弱小勇者 vs 無茶ぶり魔王③


 『ゲームプランナー』に必要なスキルってなんだと思う? ……『独創的な発想力』? ……『柔軟なコミュニケーション能力』? ……『最低限のIT知識』?


 ――どれも、『否』。

 『ゲームプランナー』に必要な唯一のスキル……、


 それは、『忍耐』だ。



 『ゲーム業界』――、この世界のクリア条件は、『最後まで立ち続けること』。

 理不尽すぎる難易度の『ベリーハードモード』に何百回もリトライして、どす黒いクマを目の周りに肥しながら、太陽の目覚めと共にエンディング画面を拝むことのできる『忍耐』を持った、『ゲームバカ』だけが生存できる、超特殊なバトルフィールド。

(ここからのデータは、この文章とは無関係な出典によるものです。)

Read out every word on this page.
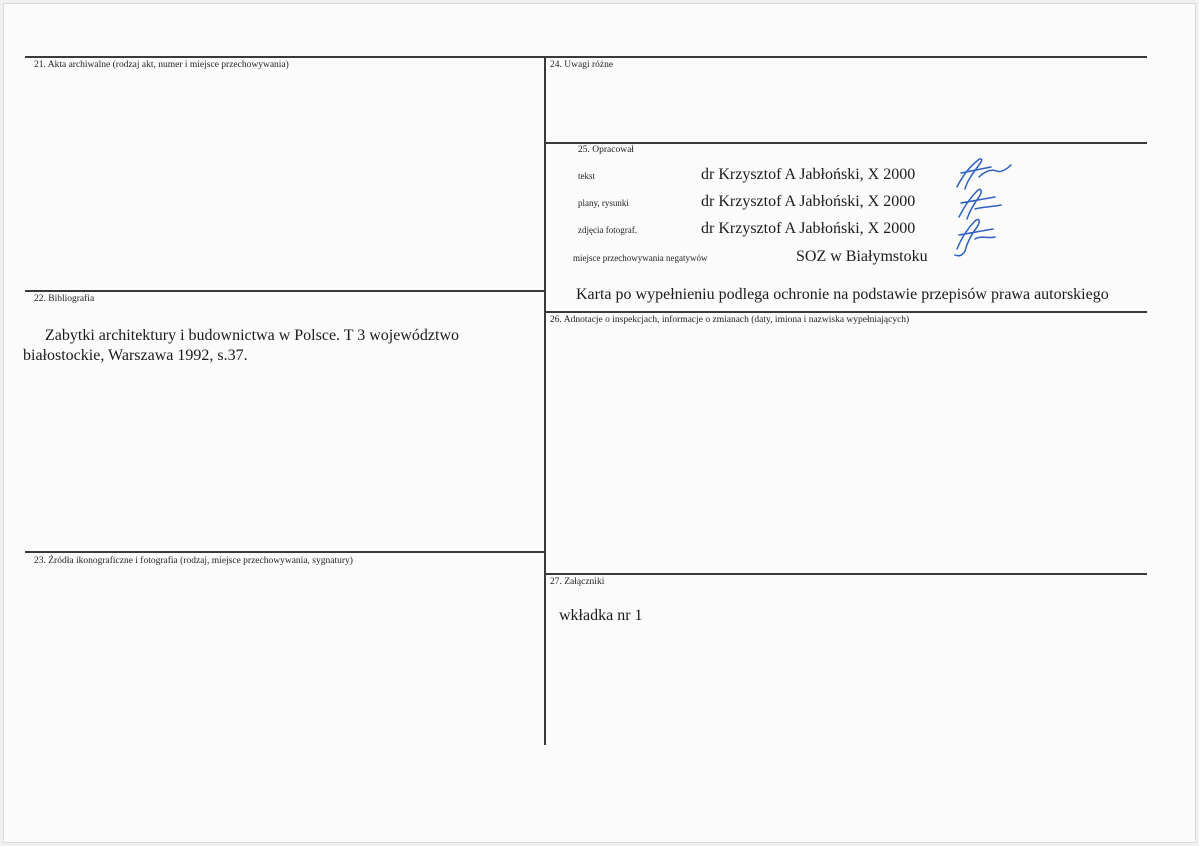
21. Akta archiwalne (rodzaj akt, numer i miejsce przechowywania)	24. Uwagi różne
25. Opracował
tekst	dr Krzysztof A Jabłoński, X 2000
plany, rysunki	dr Krzysztof A Jabłoński, X 2000
zdjęcia fotograf.	dr Krzysztof A Jabłoński, X 2000
miejsce przechowywania negatywów	SOZ w Białymstoku
Karta po wypełnieniu podlega ochronie na podstawie przepisów prawa autorskiego
22. Bibliografia
Zabytki architektury i budownictwa w Polsce. T 3 województwo
białostockie, Warszawa 1992, s.37.
26. Adnotacje o inspekcjach, informacje o zmianach (daty, imiona i nazwiska wypełniających)
23. Źródła ikonograficzne i fotografia (rodzaj, miejsce przechowywania, sygnatury)
27. Załączniki
wkładka nr 1
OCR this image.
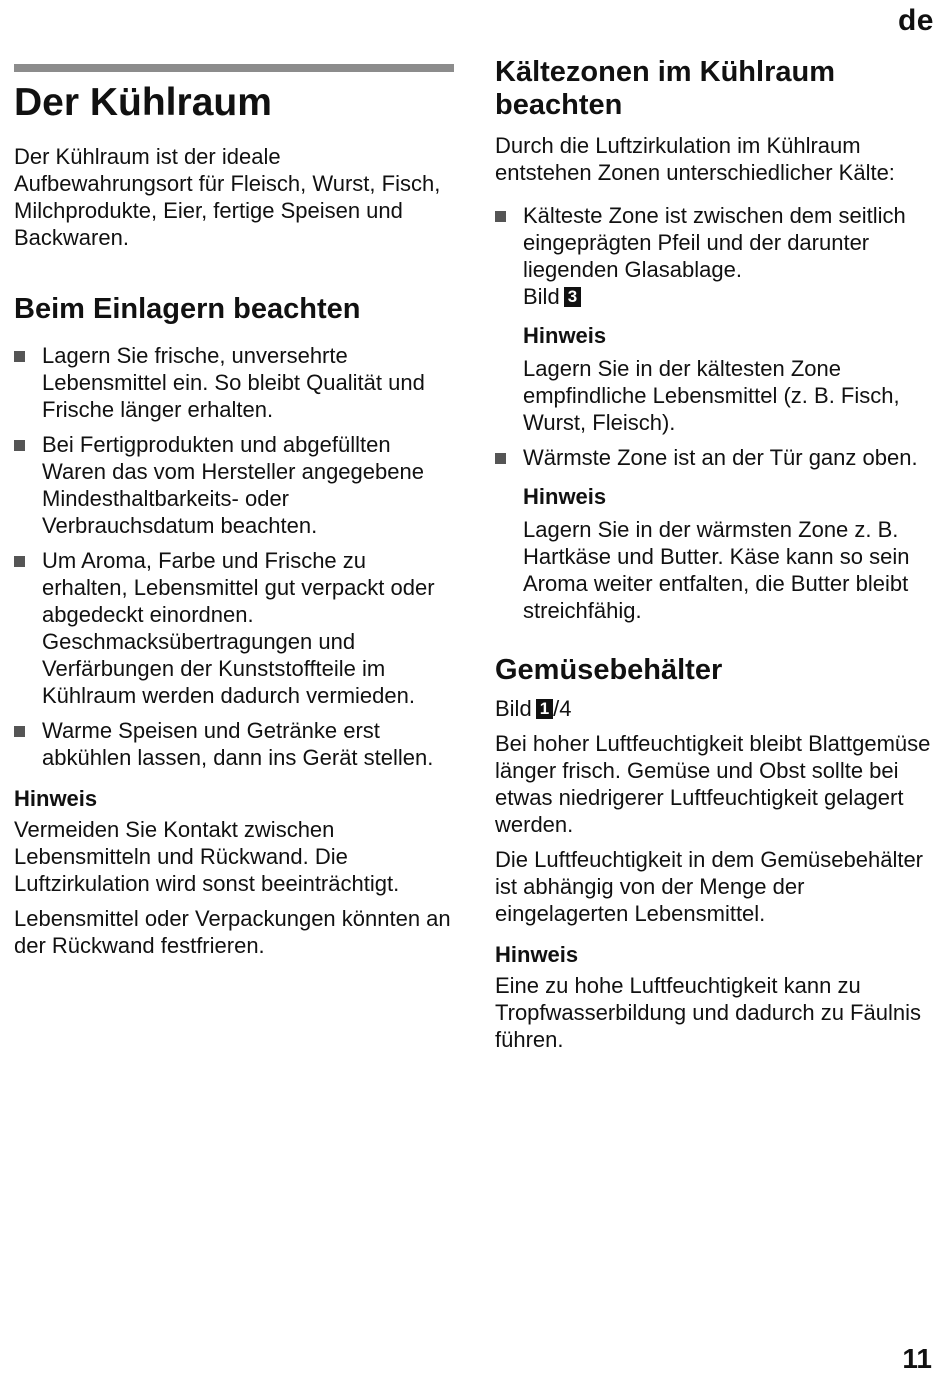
de
Der Kühlraum

Der Kühlraum ist der ideale Aufbewahrungsort für Fleisch, Wurst, Fisch, Milchprodukte, Eier, fertige Speisen und Backwaren.

Beim Einlagern beachten
Lagern Sie frische, unversehrte Lebensmittel ein. So bleibt Qualität und Frische länger erhalten.
Bei Fertigprodukten und abgefüllten Waren das vom Hersteller angegebene Mindesthaltbarkeits- oder Verbrauchsdatum beachten.
Um Aroma, Farbe und Frische zu erhalten, Lebensmittel gut verpackt oder abgedeckt einordnen. Geschmacksübertragungen und Verfärbungen der Kunststoffteile im Kühlraum werden dadurch vermieden.
Warme Speisen und Getränke erst abkühlen lassen, dann ins Gerät stellen.
Hinweis

Vermeiden Sie Kontakt zwischen Lebensmitteln und Rückwand. Die Luftzirkulation wird sonst beeinträchtigt.

Lebensmittel oder Verpackungen könnten an der Rückwand festfrieren.

Kältezonen im Kühlraum beachten

Durch die Luftzirkulation im Kühlraum entstehen Zonen unterschiedlicher Kälte:

Kälteste Zone ist zwischen dem seitlich eingeprägten Pfeil und der darunter liegenden Glasablage.
Bild 3
Hinweis

Lagern Sie in der kältesten Zone empfindliche Lebensmittel (z. B. Fisch, Wurst, Fleisch).

Wärmste Zone ist an der Tür ganz oben.
Hinweis

Lagern Sie in der wärmsten Zone z. B. Hartkäse und Butter. Käse kann so sein Aroma weiter entfalten, die Butter bleibt streichfähig.

Gemüsebehälter

Bild 1 /4

Bei hoher Luftfeuchtigkeit bleibt Blattgemüse länger frisch. Gemüse und Obst sollte bei etwas niedrigerer Luftfeuchtigkeit gelagert werden.

Die Luftfeuchtigkeit in dem Gemüsebehälter ist abhängig von der Menge der eingelagerten Lebensmittel.

Hinweis

Eine zu hohe Luftfeuchtigkeit kann zu Tropfwasserbildung und dadurch zu Fäulnis führen.

11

 何の装備もナシに放りだされた俺は、戦場をウロチョロするのに精いっぱいで、夜明けとともに帰路につき、ほとんど『ゼロ』に近いHPとMPを僅かな睡眠で回復する毎日……、目まぐるしいコミュニケーションゲームに摩耗まもうし続けた俺のライフポイントは『赤ゲージ』ギリギリ、頭の中ではピコンピコンと警鐘音がかき鳴らされていた。



 ――俺の夢は『世界一面白いゲームを作ること』。

 それは、別に今も変わらない。


 ただ、それを思い出す回数が、最近は減ってきた気がする。



 飛んでくるボールが身体にぶつからないように、慌てて打ち返す。

 答えの無い大喜利の回答を、宇宙に向かって一生叫び続けている。


 ……そんなことを続けて、気づいたら三年も経っていた。

 乾いた空を見上げながら、指でつまんだタバコから灰の塊がポロッと落ちたのにも気づかずに、ボー―ッと、生気の無い顔で、誰に向けてでもなく、呟く。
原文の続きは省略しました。